If all receive in a like posture, even standing, then the words flowing from the celebrant, “The Body of Christ”, become a mantra and an aid to devotion.
Dr Eleanor Care
Barry, Vale of Glamorgan
SIR – We were very interested to read the article (Feature, May 31) on “Victorian England’s ‘great convent scandal”.
You may be interested in the sequel to this story. Susanna Mary Saurin entered our community under a false name in October 1874 and was clothed with the habit in June 1875 receiving the name Sister Mary Michael. She made her Profession of Vows in June 1876 and lived an exemplary religious life.
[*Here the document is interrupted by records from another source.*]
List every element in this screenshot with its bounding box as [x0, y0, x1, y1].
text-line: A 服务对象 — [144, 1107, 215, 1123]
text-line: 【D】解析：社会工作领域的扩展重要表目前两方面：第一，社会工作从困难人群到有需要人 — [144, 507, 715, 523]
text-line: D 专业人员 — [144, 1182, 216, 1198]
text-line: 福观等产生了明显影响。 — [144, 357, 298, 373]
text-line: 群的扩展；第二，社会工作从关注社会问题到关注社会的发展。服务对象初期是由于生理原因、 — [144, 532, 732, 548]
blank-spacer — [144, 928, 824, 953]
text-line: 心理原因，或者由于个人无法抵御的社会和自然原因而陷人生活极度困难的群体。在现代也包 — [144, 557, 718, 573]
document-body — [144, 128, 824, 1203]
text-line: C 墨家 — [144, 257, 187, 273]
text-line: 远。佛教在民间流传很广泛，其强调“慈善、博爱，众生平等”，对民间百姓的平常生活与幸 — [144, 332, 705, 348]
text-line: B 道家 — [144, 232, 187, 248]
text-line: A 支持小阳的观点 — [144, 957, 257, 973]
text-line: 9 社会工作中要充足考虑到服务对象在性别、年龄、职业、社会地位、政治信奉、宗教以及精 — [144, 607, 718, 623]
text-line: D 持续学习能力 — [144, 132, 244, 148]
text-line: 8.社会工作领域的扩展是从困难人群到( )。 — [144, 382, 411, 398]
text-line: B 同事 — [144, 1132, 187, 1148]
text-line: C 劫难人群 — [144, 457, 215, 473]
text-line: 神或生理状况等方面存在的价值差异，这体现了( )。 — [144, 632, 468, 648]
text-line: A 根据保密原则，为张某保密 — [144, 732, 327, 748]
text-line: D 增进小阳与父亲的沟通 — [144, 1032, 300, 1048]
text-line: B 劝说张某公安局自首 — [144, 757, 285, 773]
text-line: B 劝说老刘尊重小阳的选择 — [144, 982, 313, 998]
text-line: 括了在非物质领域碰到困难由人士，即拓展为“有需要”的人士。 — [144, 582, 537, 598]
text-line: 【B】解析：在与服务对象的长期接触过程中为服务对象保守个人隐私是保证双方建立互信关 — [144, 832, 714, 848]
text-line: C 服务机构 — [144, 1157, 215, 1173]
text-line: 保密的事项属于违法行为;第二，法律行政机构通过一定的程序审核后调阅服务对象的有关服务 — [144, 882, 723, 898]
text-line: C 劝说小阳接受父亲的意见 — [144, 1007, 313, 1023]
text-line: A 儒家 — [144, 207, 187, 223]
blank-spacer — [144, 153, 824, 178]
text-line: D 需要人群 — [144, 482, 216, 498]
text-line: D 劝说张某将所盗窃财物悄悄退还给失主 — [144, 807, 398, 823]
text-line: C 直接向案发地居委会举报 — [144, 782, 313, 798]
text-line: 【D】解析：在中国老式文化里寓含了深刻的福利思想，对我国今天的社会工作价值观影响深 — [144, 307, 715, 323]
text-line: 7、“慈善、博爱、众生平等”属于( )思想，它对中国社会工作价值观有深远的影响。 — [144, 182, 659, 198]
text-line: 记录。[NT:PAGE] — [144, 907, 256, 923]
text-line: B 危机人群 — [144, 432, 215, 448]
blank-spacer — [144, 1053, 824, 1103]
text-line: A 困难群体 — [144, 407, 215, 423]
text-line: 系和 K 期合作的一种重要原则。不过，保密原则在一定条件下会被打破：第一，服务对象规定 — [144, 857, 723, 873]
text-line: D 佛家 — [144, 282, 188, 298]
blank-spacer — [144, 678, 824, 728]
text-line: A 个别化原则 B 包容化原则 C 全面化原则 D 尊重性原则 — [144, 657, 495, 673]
Her “secret” was discovered by the community and duly rectified with great charity. “She was always very devoted heart and soul to her Superiors and a word from them was sufficient to correct, guide and console her,” as it says in the written account of her life. She died aged 85 on February 10, 1915 – on the feast of St Scholastica, whose name she bore while with the Mercy Sisters.
The Visitation Nuns
Waldron, East Sussex
SIR – My thanks to Matthew Schmitz for his article headed “The statistic that shames Catholic politicians” (Comment, May 31).
While the article deals mainly with US politicians and has a photo of Nancy Pelosi, a “Catholic” politician who supports abortion, we have abortion-supporting Catholic politicians in our own United Kingdom. We have one in my own city who attends Mass and Holy Communion and now also supports decriminalisation of abortion.
We Catholics all have to take some blame for such politicians, as many of us vote for them at election time, while putting money in collections to defend unborn innocents and signing petitions against the aborting of 500 unborn children daily in the UK.
Do we – bishops, priests, religious and laity of the Church – really and truly believe that abortion kills an innocent defenceless unborn child, our brother in Jesus? I ask such a question as we rarely, if ever, get a Bidding Prayer for the 500 innocents killed daily in the UK, while getting an immediate Bidding Prayer for the latest disaster and loss of human life somewhere in the world. This has to change if we are to influence politicians, in the sense that all of us sitting in the pews are regularly made aware of the daily holocaust of our brothers and sisters.
Vague references to the value of human life aren’t enough. We need to really spell it out and hear something like “We pray for the 3,500 unborn children who have died this week under our UK abortion law.” Not only will the Lord hear us, but so will any Catholic politicians who sit in the pews.
Paul Botto
Cardiff
SIR – Stephen Bullivant (Cover story, May 31) presented an interesting and coherent analysis of why Vatican II didn’t “work out”.
However, it was in the first paragraph that the real clue lies as to why the laity have left in such numbers, especially in the West.
St John XXIII stated in his opening remarks to the Council that he wanted the Church to bring people to the appreciation of supernatural values. By design or otherwise, many of the changes to the Mass had the unfortunate consequence of almost completely stripping it in appearance of supernatural significance. It has been downhill ever since.
Stephen Cotter
Dumfries
SIR – The Bishop of Motherwell is right to remind his clergy of the Catechism’s requirement that, during funerals, the homily in particular must “avoid the literary genre of funeral eulogy”.
I heard a priest attempt this quite recently at a Requiem Mass. It not only detracted from his homily, but also failed to do proper justice to the memory of the deceased.
My point, which I fear may have been missed by Philip Goddard and Fr Gerard Bogan (Letters, May 24), is that it would appear that the Archbishop of Glasgow is able to include a eulogy at an appropriate time during a funeral liturgy within his diocese, although (clearly) not during the homily. I do wonder why one of his suffragan bishops appears unable to follow his own metropolitan’s example.